Friday, March 11, 2016

Dedication to Cause vs. Tranquility

We live in emotionally and ethically challenging times.  Particularly during political campaigns, it is easy to forget one of the most fundamental realities of human psychology. 

It is impossible to focus on what you hate and what you love at the same time.  Hatred has an addictive effect, which steals one’s attention and focus from those we love. 

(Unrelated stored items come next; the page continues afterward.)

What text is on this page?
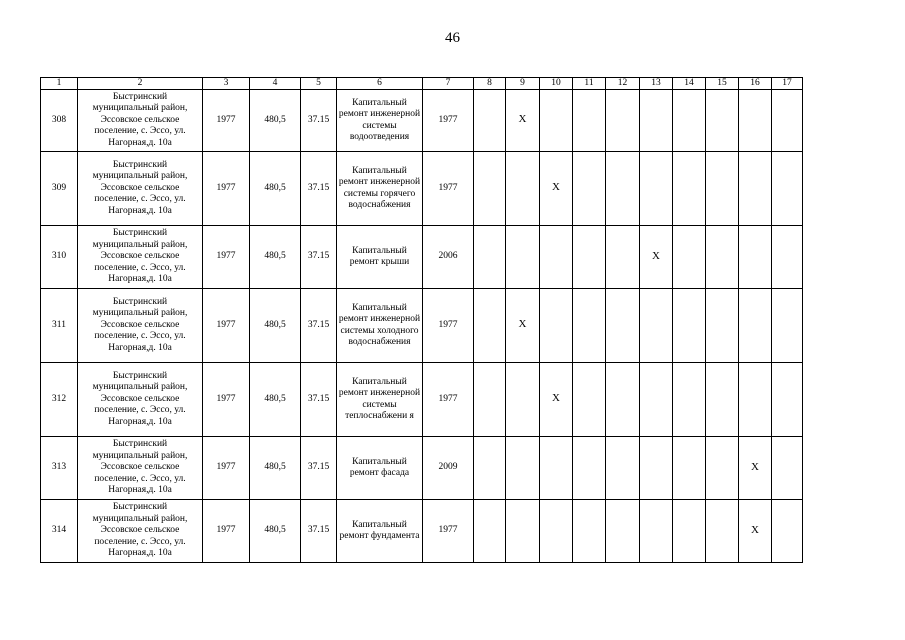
46
1	2	3	4	5	6	7	8	9	10	11	12	13	14	15	16	17
308	Быстринский муниципальный район, Эссовское сельское поселение, с. Эссо, ул. Нагорная,д. 10а	1977	480,5	37.15	Капитальный ремонт инженерной системы водоотведения	1977		X								
309	Быстринский муниципальный район, Эссовское сельское поселение, с. Эссо, ул. Нагорная,д. 10а	1977	480,5	37.15	Капитальный ремонт инженерной системы горячего водоснабжения	1977			X							
310	Быстринский муниципальный район, Эссовское сельское поселение, с. Эссо, ул. Нагорная,д. 10а	1977	480,5	37.15	Капитальный ремонт крыши	2006						X				
311	Быстринский муниципальный район, Эссовское сельское поселение, с. Эссо, ул. Нагорная,д. 10а	1977	480,5	37.15	Капитальный ремонт инженерной системы холодного водоснабжения	1977		X								
312	Быстринский муниципальный район, Эссовское сельское поселение, с. Эссо, ул. Нагорная,д. 10а	1977	480,5	37.15	Капитальный ремонт инженерной системы теплоснабжени я	1977			X							
313	Быстринский муниципальный район, Эссовское сельское поселение, с. Эссо, ул. Нагорная,д. 10а	1977	480,5	37.15	Капитальный ремонт фасада	2009									X	
314	Быстринский муниципальный район, Эссовское сельское поселение, с. Эссо, ул. Нагорная,д. 10а	1977	480,5	37.15	Капитальный ремонт фундамента	1977									X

We must set aside time to learn, and make informed decisions in order to have a functioning democracy.  But please set aside much of your day … much of your attention to the beauty which surrounds us, those we love, and who love us.    

Monday, February 29, 2016

Verdun

Think of France, and a hundred images flood our minds; excellent wine, delicious food (served in decidedly non-American portion sizes), art, history, the Eiffel Tower, skiing in the alps, and bicycle racing, just to name a few. 
But mention the French Army to an American, and all these images disappear: replaced by a cynical perception of an army that won’t fight, and surrenders at the first opportunity. 
This perception is so widespread that no explanation is needed. It’s just implicit.  Nobody questions it; nobody except for the one group that doesn’t buy into it at all—historians—who know that this bit of slander has no basis in fact.  It’s just one of those caricatures that has been repeated so often over such a long period of time that many people accept it without question.  There is a certain amusement to this caricature, enough so that many people resent being set straight. 
But for those who are willing to revisit this long-held belief with an open mind, we are at an historical crossroad. 
One hundred years ago the French, along with their British and Belgian allies were locked in a bloody stalemate, stuck in trench lines that stretched from the Swiss border to the English Channel.  Time after time, one side would try to advance, only to be repulsed with heavy losses.  Then the German high command came up with a planned offensive so monumentally huge that it would ‘bleed France white’, forcing them to surrender.
The fortress and area around Verdun were not an important strategic target, but held great value in the hearts and minds of the French.  The Germans chose to attack there, simply because they knew the French would spare nothing to defend there.  In that they were absolutely right. 
To get an idea of the scale of the violence of the initial assault, in the first two days of the offensive, The Germans hurled over two million high-explosive artillery shells into a seven-mile stretch of French defenses near Verdun, killing tens of thousands of French soldiers.  Pause for a minute to consider the sound of millions of artillery shells exploding all around you, for days at a time. 
Because of their incredible advantage of men, artillery, and airpower, the Germans were able to advance a few miles in the first few weeks.  But ultimately, they were stopped short of Verdun itself.  The battle continued for ten months, making Verdun the longest single battle in the history of Western Europe. 
In the end the French ‘won’ the Battle of Verdun – by the only standards that mattered in that war of wholesale slaughter fighting over feet and inches.  After their initial losses, the French defenders regained all the ground that had been lost.  But in ten months of fighting, as many French and German soldiers were killed in action in that seven mile battle front as in the Union and Confederacy combined in the entire four years of the American Civil War – even heavy fighting continued elsewhere all along the Western Front.

Verdun was the longest duration battle ever to take place in Western Europe, and, despite terribly lopsided odds against them, the French army prevailed. 
Hardly what one would expect of ‘surrender monkeys’.